In our earlier discussions, I outlined the steps required in the adaptation-tuning-finishing-hardening process. Now we have to consider what this means for the design task. You want to optimize to a target application, but you need to support multiple targets, so this requires deferring some configuration details as late as possible -- memory and FIFO sizing are two obvious examples.
Changing/adding feed-throughs and late-stage pipelining are examples even later in the flow. This means you want to preserve configurability in the ARM sub-system while instrumenting most of the transformations, and you want to build the adaptation wrapper around the subsystem. Our ARM subsystem is already configurable through Verilog "ifdefs" and "for-generates" and the like, but automating transformations on top of this kind of RTL is not easy. Consider the possibilities as follows:
- Code up all your changes by hand using yet more "ifdefs" and "for-generates"? Remember, this is embedded in the ARM RTL. It's difficult to do by hand, a pain to re-create on new RTL drops, and massively difficult to verify all expected configuration choices. Most groups quickly figure out that this is not a good path. Scripting is even worse -- how do you script instantiation of a technology memory you don't yet know, with MBIST controllers and signal hookup, inside that loop?
- Use a mainstream EDA tool to perform the transformations? This is only really possible if you can accept gate-level at the output (not so great for verification). Plus, every mainstream EDA tool, when analyzing a design, first resolves away all of the configurability, leaving just one selected configuration to complete analysis. This is not an overlooked limitation -- it is fundamental to the way in which they work.
- Use hierarchy transformations to restructure for power management and layout optimization? These are frankly far beyond the capabilities of most scripts unless highly constrained -- don't even think of trying to make it work with legacy or third-party IP or System Verilog...
- Script the assembly of the adaptation wrapper? This is workable if similarly constrained, but throw in configurability and hierarchy and third-party and legacy IP and SystemVerilog for design, and things start to get really ugly.

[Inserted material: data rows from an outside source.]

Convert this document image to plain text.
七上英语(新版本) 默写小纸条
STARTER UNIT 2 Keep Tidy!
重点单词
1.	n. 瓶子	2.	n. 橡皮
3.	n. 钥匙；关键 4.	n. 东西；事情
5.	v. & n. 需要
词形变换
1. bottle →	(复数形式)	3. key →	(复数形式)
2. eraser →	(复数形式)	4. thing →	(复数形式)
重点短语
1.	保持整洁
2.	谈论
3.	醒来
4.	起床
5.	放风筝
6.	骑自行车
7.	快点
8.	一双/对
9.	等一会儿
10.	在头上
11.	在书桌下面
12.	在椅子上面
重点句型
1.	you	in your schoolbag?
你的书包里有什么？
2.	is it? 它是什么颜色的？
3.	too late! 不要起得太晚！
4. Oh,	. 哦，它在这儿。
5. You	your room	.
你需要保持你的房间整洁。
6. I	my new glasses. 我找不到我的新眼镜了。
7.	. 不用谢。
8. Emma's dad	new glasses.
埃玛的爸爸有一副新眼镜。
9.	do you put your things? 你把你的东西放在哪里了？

All of which brings us to the last step. GenSys usage has been increasing because it can handle transformations under these constraints. It can preserve configurability in the core subsystem while inserting transformations, it can configurably add adaptation and finishing logic, and it can restructure the RTL hierarchy and add/change feed-throughs. I'm not claiming this is a miracle cure -- this is a hard problem, so there are capability holes; for example, it can't preserve an arbitrary number of configurations and it can't yet surgically replace behavioral logic in critical paths.
There is always room for improvement, but it is already close enough to be adopted into multiple production flows. I know some teams are still going to try for an in-house solution, and I wish them luck, but I know how long it took us to get this close. Making it work on RTL that you control is already very hard. Making it work across IPs that you don't control is eye-crossingly hard.
So, at the end of the day, the reason CPU and GPU subsystems are not just "bigger IP" is that they have to be wrapped and they have to be optimized to the nth degree to be competitive on PPAR. This means they have to be adapted, tuned, finished, and hardened, which means the subsystem team has to be centralized to service multiple products.
But each instantiation of the subsystem is a little different and they all need to be turned out quickly, which means the transformation flow has to be optimized. In turn, this means you need automation that can preserve underlying configurability and also can assemble configurably. Phew! It's quite a bit more complicated than dealing with your average IP.